Project Goals
The Education Project has two main purposes:
- It seeks to help the children it houses succeed in school.
- It seeks to promote the success of the schools serving low-income students.
THA seeks these outcomes for three reasons.
First, THA’s strategic mission is to help people succeed not just as tenants but also as “parents, students, wage earners and builders of assets who can live without assistance.”
THA wants families to come to its housing and prosper. In this way, it wants their time with THA to be transforming and temporary. It wants this especially for the children. School success is part of this transformation.
Second, THA is a real estate and community developer. The financial and social success of its developments requires successful neighborhood schools.
Third, public schools face challenges that low-income and homeless children bring to the classroom. The schools cannot solve this without help. THA seeks to do its part.
Supporting Families and Schools
The Education Project is an experiment to learn if a housing authority can so spend its housing dollars, not only to house families, but also to promote school outcomes for their children and to promote the success of schools that serve low-income children.
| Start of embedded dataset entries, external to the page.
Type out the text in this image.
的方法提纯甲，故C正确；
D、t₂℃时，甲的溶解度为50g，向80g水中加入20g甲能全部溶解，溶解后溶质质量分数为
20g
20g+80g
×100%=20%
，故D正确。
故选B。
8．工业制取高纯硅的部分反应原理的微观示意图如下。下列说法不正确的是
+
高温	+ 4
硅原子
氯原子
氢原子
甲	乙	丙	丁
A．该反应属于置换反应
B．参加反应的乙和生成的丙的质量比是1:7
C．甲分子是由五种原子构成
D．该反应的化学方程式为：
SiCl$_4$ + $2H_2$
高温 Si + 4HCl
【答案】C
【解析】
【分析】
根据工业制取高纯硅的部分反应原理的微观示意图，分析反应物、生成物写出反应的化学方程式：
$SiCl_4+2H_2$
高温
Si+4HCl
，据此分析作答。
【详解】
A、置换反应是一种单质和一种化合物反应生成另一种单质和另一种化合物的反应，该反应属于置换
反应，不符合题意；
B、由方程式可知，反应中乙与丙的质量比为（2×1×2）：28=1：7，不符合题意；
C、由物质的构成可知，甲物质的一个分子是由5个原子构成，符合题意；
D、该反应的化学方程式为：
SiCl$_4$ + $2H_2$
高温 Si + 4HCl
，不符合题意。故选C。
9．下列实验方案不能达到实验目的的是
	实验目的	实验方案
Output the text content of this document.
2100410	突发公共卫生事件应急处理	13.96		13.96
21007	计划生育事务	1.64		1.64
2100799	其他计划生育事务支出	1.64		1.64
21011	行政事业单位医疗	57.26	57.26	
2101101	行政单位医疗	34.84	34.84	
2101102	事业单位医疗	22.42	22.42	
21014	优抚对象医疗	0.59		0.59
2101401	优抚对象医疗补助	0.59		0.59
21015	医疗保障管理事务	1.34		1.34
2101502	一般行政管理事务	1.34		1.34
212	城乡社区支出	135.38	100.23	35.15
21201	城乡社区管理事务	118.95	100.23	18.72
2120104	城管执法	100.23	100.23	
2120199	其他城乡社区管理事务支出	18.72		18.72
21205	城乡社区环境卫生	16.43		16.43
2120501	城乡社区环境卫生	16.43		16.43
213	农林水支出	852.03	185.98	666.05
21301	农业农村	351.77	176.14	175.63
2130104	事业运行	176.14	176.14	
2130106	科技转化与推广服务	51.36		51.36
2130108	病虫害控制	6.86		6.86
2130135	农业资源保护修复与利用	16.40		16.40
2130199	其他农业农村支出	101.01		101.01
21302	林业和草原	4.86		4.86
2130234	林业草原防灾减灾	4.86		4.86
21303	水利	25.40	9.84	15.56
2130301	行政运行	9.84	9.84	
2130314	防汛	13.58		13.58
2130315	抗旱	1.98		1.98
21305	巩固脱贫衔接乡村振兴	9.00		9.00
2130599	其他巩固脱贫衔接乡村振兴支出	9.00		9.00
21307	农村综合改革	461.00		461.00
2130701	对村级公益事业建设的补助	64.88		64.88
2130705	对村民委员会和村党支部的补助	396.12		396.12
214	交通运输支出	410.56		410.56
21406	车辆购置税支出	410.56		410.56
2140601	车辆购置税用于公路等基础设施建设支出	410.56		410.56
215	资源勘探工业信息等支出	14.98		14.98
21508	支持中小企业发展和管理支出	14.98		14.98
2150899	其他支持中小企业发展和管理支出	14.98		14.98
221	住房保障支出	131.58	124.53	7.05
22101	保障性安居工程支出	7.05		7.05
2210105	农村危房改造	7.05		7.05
THA begins this experiment surmising that it does have an influence to exercise. This surmise arises from facts that are true for most public housing authorities:
- Except for the school district and the public assistance agency, THA serves more poor children than any other organization in Tacoma. It houses about 1 of every 7 Tacoma public school students and about 1 out of every 4.5 low-income students.
- In serving these families, THA is already deep into their lives, as landlord, provider of highly regulated rental assistance, and provider of supportive services. This gives THA an influence over behavior and choices.
- THA owns communities that can be staging grounds for educational initiatives.
- THA resources can lever reforms and investments from schools districts and others.
THA tries this experiment in full partnership with Tacoma Public Schools (TPS), Tacoma Community College and other service providers and funders. The results should be interesting to other public housing authorities, school districts and educational institutions.